Federal Manager's Daily Report

The initial list had included the headquarters of the Justice, HHS and Labor. Image: JL IMAGES/Shutterstock.com

The GSA posted, and then retracted within a matter of hours, a long list of federal buildings—including the headquarters of several Cabinet departments—that it considers “non-core” and subject to being put up for sale.

In initially posting the list, the GSA said that it owns and maintains 440 buildings with that designation “comprising almost 80 million rentable square feet across the nation and representing over $8.3 billion in recapitalization needs.”

“Decades of funding deficiencies have resulted in many of these buildings becoming functionally obsolete and unsuitable for use by our federal workforce. We can no longer hope that funding will emerge to resolve these longstanding issues.

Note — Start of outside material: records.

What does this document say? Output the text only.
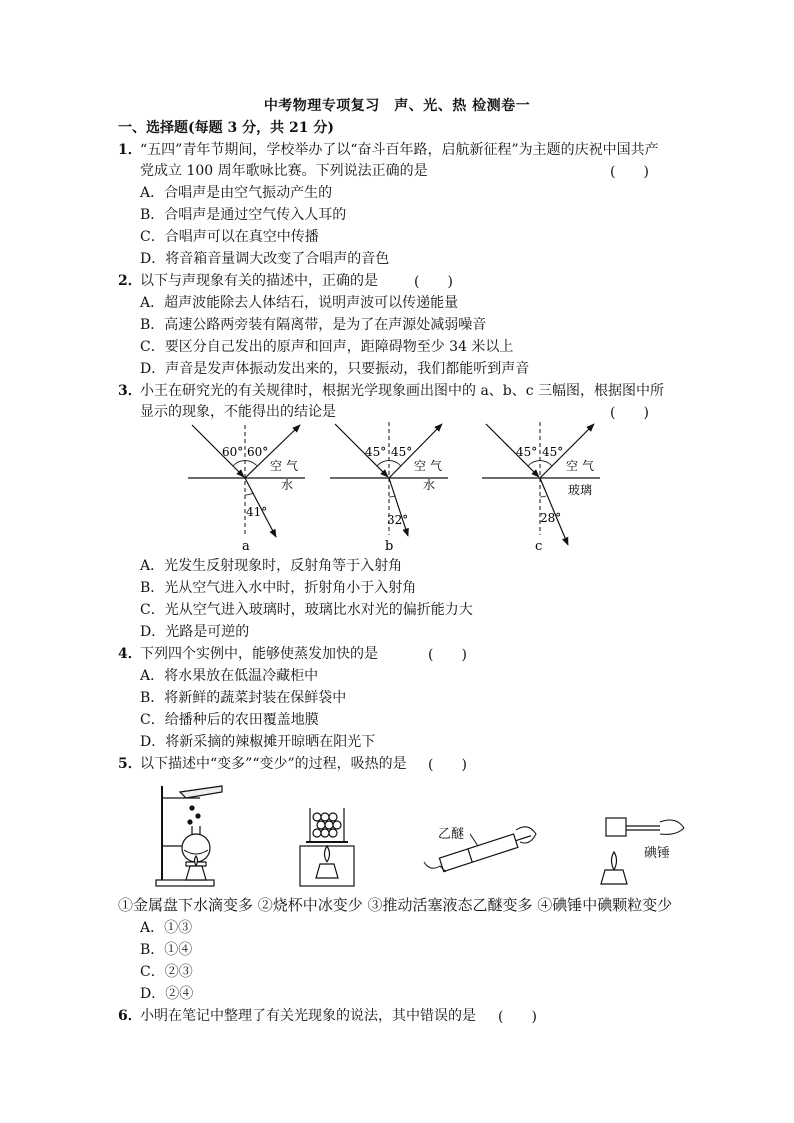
中考物理专项复习　声、光、热 检测卷一
一、选择题(每题 3 分，共 21 分)
1．
“五四”青年节期间，学校举办了以“奋斗百年路，启航新征程”为主题的庆祝中国共产
党成立 100 周年歌咏比赛。下列说法正确的是	(　　)
A．合唱声是由空气振动产生的
B．合唱声是通过空气传入人耳的
C．合唱声可以在真空中传播
D．将音箱音量调大改变了合唱声的音色
2．
以下与声现象有关的描述中，正确的是	(　　)
A．超声波能除去人体结石，说明声波可以传递能量
B．高速公路两旁装有隔离带，是为了在声源处减弱噪音
C．要区分自己发出的原声和回声，距障碍物至少 34 米以上
D．声音是发声体振动发出来的，只要振动，我们都能听到声音
3．
小王在研究光的有关规律时，根据光学现象画出图中的 a、b、c 三幅图，根据图中所
显示的现象，不能得出的结论是	(　　)
60° 60°
空气
水
41°
a
45° 45°
空气
水
32°
b
45° 45°
空气
玻璃
28°
c
A．光发生反射现象时，反射角等于入射角
B．光从空气进入水中时，折射角小于入射角
C．光从空气进入玻璃时，玻璃比水对光的偏折能力大
D．光路是可逆的
4．
下列四个实例中，能够使蒸发加快的是	(　　)
A．将水果放在低温冷藏柜中
B．将新鲜的蔬菜封装在保鲜袋中
C．给播种后的农田覆盖地膜
D．将新采摘的辣椒摊开晾晒在阳光下
5．
以下描述中“变多”“变少”的过程，吸热的是 (　　)
乙醚
碘锤
①金属盘下水滴变多 ②烧杯中冰变少 ③推动活塞液态乙醚变多 ④碘锤中碘颗粒变少
A．①③
B．①④
C．②③
D．②④
6．
小明在笔记中整理了有关光现象的说法，其中错误的是 (　　)
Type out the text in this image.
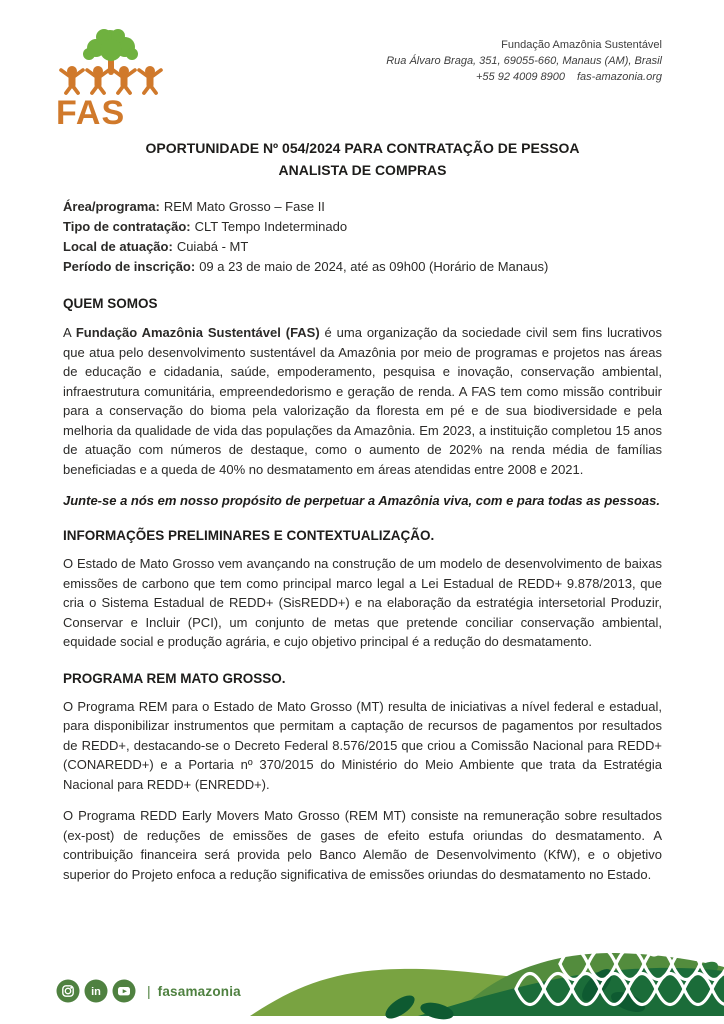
FAS
Fundação Amazônia Sustentável
Rua Álvaro Braga, 351, 69055-660, Manaus (AM), Brasil
+55 92 4009 8900 fas-amazonia.org
OPORTUNIDADE Nº 054/2024 PARA CONTRATAÇÃO DE PESSOA
ANALISTA DE COMPRAS
Área/programa: REM Mato Grosso – Fase II
Tipo de contratação: CLT Tempo Indeterminado
Local de atuação: Cuiabá - MT
Período de inscrição: 09 a 23 de maio de 2024, até as 09h00 (Horário de Manaus)
QUEM SOMOS
A Fundação Amazônia Sustentável (FAS) é uma organização da sociedade civil sem fins lucrativos que atua pelo desenvolvimento sustentável da Amazônia por meio de programas e projetos nas áreas de educação e cidadania, saúde, empoderamento, pesquisa e inovação, conservação ambiental, infraestrutura comunitária, empreendedorismo e geração de renda. A FAS tem como missão contribuir para a conservação do bioma pela valorização da floresta em pé e de sua biodiversidade e pela melhoria da qualidade de vida das populações da Amazônia. Em 2023, a instituição completou 15 anos de atuação com números de destaque, como o aumento de 202% na renda média de famílias beneficiadas e a queda de 40% no desmatamento em áreas atendidas entre 2008 e 2021.
Junte-se a nós em nosso propósito de perpetuar a Amazônia viva, com e para todas as pessoas.
INFORMAÇÕES PRELIMINARES E CONTEXTUALIZAÇÃO.
O Estado de Mato Grosso vem avançando na construção de um modelo de desenvolvimento de baixas emissões de carbono que tem como principal marco legal a Lei Estadual de REDD+ 9.878/2013, que cria o Sistema Estadual de REDD+ (SisREDD+) e na elaboração da estratégia intersetorial Produzir, Conservar e Incluir (PCI), um conjunto de metas que pretende conciliar conservação ambiental, equidade social e produção agrária, e cujo objetivo principal é a redução do desmatamento.
PROGRAMA REM MATO GROSSO.
O Programa REM para o Estado de Mato Grosso (MT) resulta de iniciativas a nível federal e estadual, para disponibilizar instrumentos que permitam a captação de recursos de pagamentos por resultados de REDD+, destacando-se o Decreto Federal 8.576/2015 que criou a Comissão Nacional para REDD+ (CONAREDD+) e a Portaria nº 370/2015 do Ministério do Meio Ambiente que trata da Estratégia Nacional para REDD+ (ENREDD+).
O Programa REDD Early Movers Mato Grosso (REM MT) consiste na remuneração sobre resultados (ex-post) de reduções de emissões de gases de efeito estufa oriundas do desmatamento. A contribuição financeira será provida pelo Banco Alemão de Desenvolvimento (KfW), e o objetivo superior do Projeto enfoca a redução significativa de emissões oriundas do desmatamento no Estado.
in	| fasamazonia
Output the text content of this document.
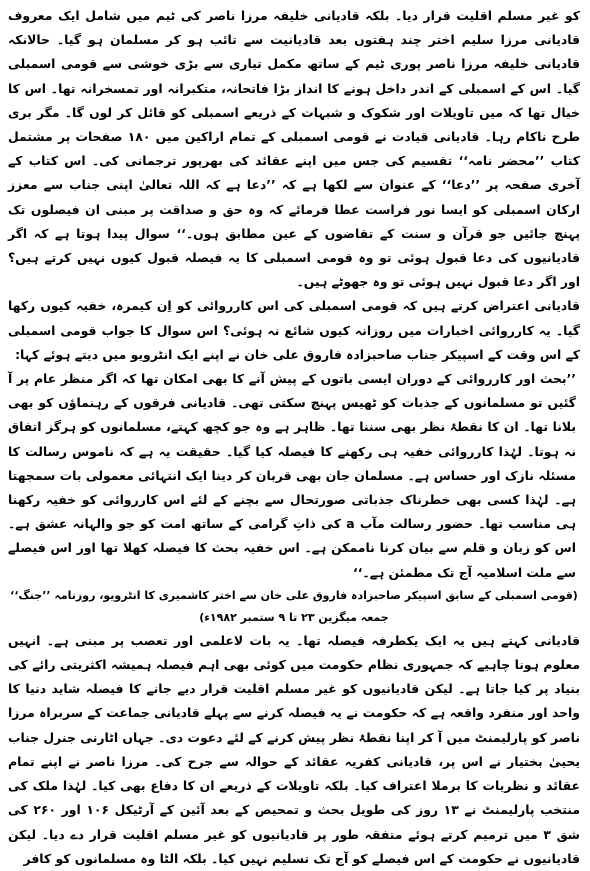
کو غیر مسلم اقلیت قرار دیا۔ بلکہ قادیانی خلیفہ مرزا ناصر کی ٹیم میں شامل ایک معروف قادیانی مرزا سلیم اختر چند ہفتوں بعد قادیانیت سے تائب ہو کر مسلمان ہو گیا۔ حالانکہ قادیانی خلیفہ مرزا ناصر پوری ٹیم کے ساتھ مکمل تیاری سے بڑی خوشی سے قومی اسمبلی گیا۔ اس کے اسمبلی کے اندر داخل ہونے کا انداز بڑا فاتحانہ، متکبرانہ اور تمسخرانہ تھا۔ اس کا خیال تھا کہ میں تاویلات اور شکوک و شبہات کے ذریعے اسمبلی کو قائل کر لوں گا۔ مگر بری طرح ناکام رہا۔ قادیانی قیادت نے قومی اسمبلی کے تمام اراکین میں ۱۸۰ صفحات پر مشتمل کتاب ’’محضر نامہ‘‘ تقسیم کی جس میں اپنے عقائد کی بھرپور ترجمانی کی۔ اس کتاب کے آخری صفحہ پر ’’دعا‘‘ کے عنوان سے لکھا ہے کہ ’’دعا ہے کہ اللہ تعالیٰ اپنی جناب سے معزز ارکان اسمبلی کو ایسا نور فراست عطا فرمائے کہ وہ حق و صداقت پر مبنی ان فیصلوں تک پہنچ جائیں جو قرآن و سنت کے تقاضوں کے عین مطابق ہوں۔‘‘ سوال پیدا ہوتا ہے کہ اگر قادیانیوں کی دعا قبول ہوئی تو وہ قومی اسمبلی کا یہ فیصلہ قبول کیوں نہیں کرتے ہیں؟ اور اگر دعا قبول نہیں ہوئی تو وہ جھوٹے ہیں۔

قادیانی اعتراض کرتے ہیں کہ قومی اسمبلی کی اس کارروائی کو اِن کیمرہ، خفیہ کیوں رکھا گیا۔ یہ کارروائی اخبارات میں روزانہ کیوں شائع نہ ہوئی؟ اس سوال کا جواب قومی اسمبلی کے اس وقت کے اسپیکر جناب صاحبزادہ فاروق علی خان نے اپنے ایک انٹرویو میں دیتے ہوئے کہا:

’’بحث اور کارروائی کے دوران ایسی باتوں کے پیش آنے کا بھی امکان تھا کہ اگر منظر عام پر آ گئیں تو مسلمانوں کے جذبات کو ٹھیس پہنچ سکتی تھی۔ قادیانی فرقوں کے رہنماؤں کو بھی بلانا تھا۔ ان کا نقطۂ نظر بھی سننا تھا۔ ظاہر ہے وہ جو کچھ کہتے، مسلمانوں کو ہرگز اتفاق نہ ہوتا۔ لہٰذا کارروائی خفیہ ہی رکھنے کا فیصلہ کیا گیا۔ حقیقت یہ ہے کہ ناموس رسالت کا مسئلہ نازک اور حساس ہے۔ مسلمان جان بھی قربان کر دینا ایک انتہائی معمولی بات سمجھتا ہے۔ لہٰذا کسی بھی خطرناک جذباتی صورتحال سے بچنے کے لئے اس کارروائی کو خفیہ رکھنا ہی مناسب تھا۔ حضور رسالت مآب a کی ذاتِ گرامی کے ساتھ امت کو جو والہانہ عشق ہے۔ اس کو زبان و قلم سے بیان کرنا ناممکن ہے۔ اس خفیہ بحث کا فیصلہ کھلا تھا اور اس فیصلے سے ملت اسلامیہ آج تک مطمئن ہے۔‘‘

(قومی اسمبلی کے سابق اسپیکر صاحبزادہ فاروق علی خان سے اختر کاشمیری کا انٹرویو، روزنامہ ’’جنگ‘‘ جمعہ میگزین ۲۳ تا ۹ ستمبر ۱۹۸۲ء)

قادیانی کہتے ہیں یہ ایک یکطرفہ فیصلہ تھا۔ یہ بات لاعلمی اور تعصب پر مبنی ہے۔ انہیں معلوم ہونا چاہیے کہ جمہوری نظام حکومت میں کوئی بھی اہم فیصلہ ہمیشہ اکثریتی رائے کی بنیاد پر کیا جاتا ہے۔ لیکن قادیانیوں کو غیر مسلم اقلیت قرار دیے جانے کا فیصلہ شاید دنیا کا واحد اور منفرد واقعہ ہے کہ حکومت نے یہ فیصلہ کرنے سے پہلے قادیانی جماعت کے سربراہ مرزا ناصر کو پارلیمنٹ میں آ کر اپنا نقطۂ نظر پیش کرنے کے لئے دعوت دی۔ جہاں اٹارنی جنرل جناب یحییٰ بختیار نے اس پر، قادیانی کفریہ عقائد کے حوالہ سے جرح کی۔ مرزا ناصر نے اپنے تمام عقائد و نظریات کا برملا اعتراف کیا۔ بلکہ تاویلات کے ذریعے ان کا دفاع بھی کیا۔ لہٰذا ملک کی منتخب پارلیمنٹ نے ۱۳ روز کی طویل بحث و تمحیص کے بعد آئین کے آرٹیکل ۱۰۶ اور ۲۶۰ کی شق ۳ میں ترمیم کرتے ہوئے متفقہ طور پر قادیانیوں کو غیر مسلم اقلیت قرار دے دیا۔ لیکن قادیانیوں نے حکومت کے اس فیصلے کو آج تک تسلیم نہیں کیا۔ بلکہ الٹا وہ مسلمانوں کو کافر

GSA’s decisive action to dispose of non-core assets leverages the private sector, drives improvements for our agency customers, and best serves local communities,” it said.

Those actions, it said, would start with market research and customer agency feedback regarding the potential disposition strategies for non-core assets, and will consider current use, occupancy, cost of agency relocation, and local market conditions when assessing disposition.

However, controversy arose quickly after posting of the list, causing the GSA initially to shorten the posted list and then delete it, replacing it with a statement that the list is “coming soon.” That list had included for example the headquarters of the Justice, HHS and Labor departments, of the OPM, FTC, FAA, FBI and GSA itself, and major annex buildings of the SSA and Agriculture Department in Washington, D.C.

GSA has been criticized for years by GAO and others for failing to dispose of unneeded or underused properties, criticisms that picked up when federal building occupancy rates fell as more employees worked offsite during and after the pandemic. As more employees have returned to onsite work under a Trump administration directive, though, many meanwhile have found that the downsizing that has occurred has left them with inadequate workspace.

The Trump administration meanwhile has been pushing to move more federal jobs outside the national capital area.